Les détails : Berlin et Paris se répondent.
- Interrogé par Politico, Joël Barre, le « Monsieur nucléaire » français, explique que la France « veut une stratégie pour le nucléaire en Europe » et veut convaincre l’autre camp.
- « Je ne comprends pas la position de l’Allemagne parce que je ne crois pas du tout que d’ici le milieu du siècle, elle sera capable de mener une stratégie zéro carbone basée uniquement sur des sources renouvelables », a déclaré M. Barre.
- Dans l’autre camp, on estime que le nucléaire est une énergie qui coûte cher. Les nouveaux projets accumulent les retards tandis que le parc existant rencontre de nombreuses difficultés : cet hiver, la France a par exemple été contrainte de mettre hors service la moitié de ses réacteurs.
- « Les énergies renouvelables peuvent être mises en place beaucoup plus rapidement que les réacteurs. Le principal problème du nucléaire est qu’il est trop tard – nous n’avons ni le temps ni les ressources nécessaires », estime Paul Dorfman, spécialiste en énergie, rattaché à l’Université de Sussex. La neutralité carbone est en effet attendue pour 2050.
- Leon Cizelj, professeur d’ingénierie nucléaire à l’université de Ljubljana et président de l’European Nuclear Society, lui répond : « La longue expérience de 20 ans et très coûteuse des énergies renouvelables sans nucléaire en Allemagne n’a pas permis de réduire l’empreinte carbone de la production d’électricité. » Dans les chiffres globaux, l’Allemagne est parvenue à réduire son empreinte carbone, mais elle reste très pénalisée pour son recours accru au charbon. Si elle veut atteindre son objectif de 65% de réduction de CO2 d’ici à 2030, Berlin devra faire en 7 ans ce qu’elle a réalisé sur les 33 dernières années.

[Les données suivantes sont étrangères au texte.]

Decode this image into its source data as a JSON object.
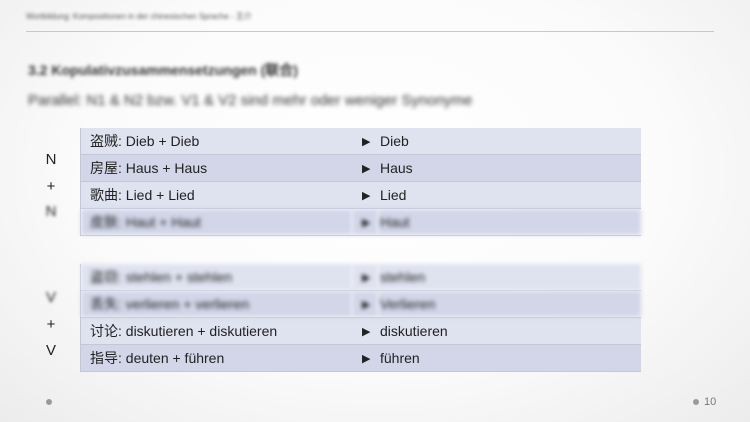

- Et Joël Barre de conclure : « Nous ne pouvons pas mener une politique énergétique forte et consolidée en Europe si elle n’est pas basée sur un mélange de sources d’énergie – d’une part les énergies renouvelables et d’autre part le nucléaire »
Les deux chemins
La réalité : les chemins opposés de la France et de l’Allemagne.
- Emmanuel Macron a indiqué l’année dernière l’intention de la France de construire 14 nouveaux réacteurs. Il est notamment question de six EPR 2 qui devraient être construits entre 2035 et 2042, pour combler en partie le parc vieillissant. Il est aussi question de réacteur SMR, même si là encore, la date reste très incertaine.
- Du côté allemand, ce samedi acte la fermeture des trois dernières centrales nucléaires : Isar 2 (Bavière), Neckarwestheim 2 (près de Stuttgart) et Emsland (Basse-Saxe). Une décision qui remonte à 2011, quand 8 des 17 réacteurs nucléaires en activité à l’époque ont été fermés dans le cadre du plan Energiewende, qui mettait l’accent sur les énergies renouvelables (solaire, éolienne, hydraulique), après Fukushima.
- Quoi qu’il en soit, l’Allemagne se prive ce samedi de 4 GW décarbonés, soit 28 TWh décarbonés par an. Ce qui veut dire que ses émissions de CO2 devraient, selon le mix énergétique actuel, augmenter de 14 à 28 millions de tonnes.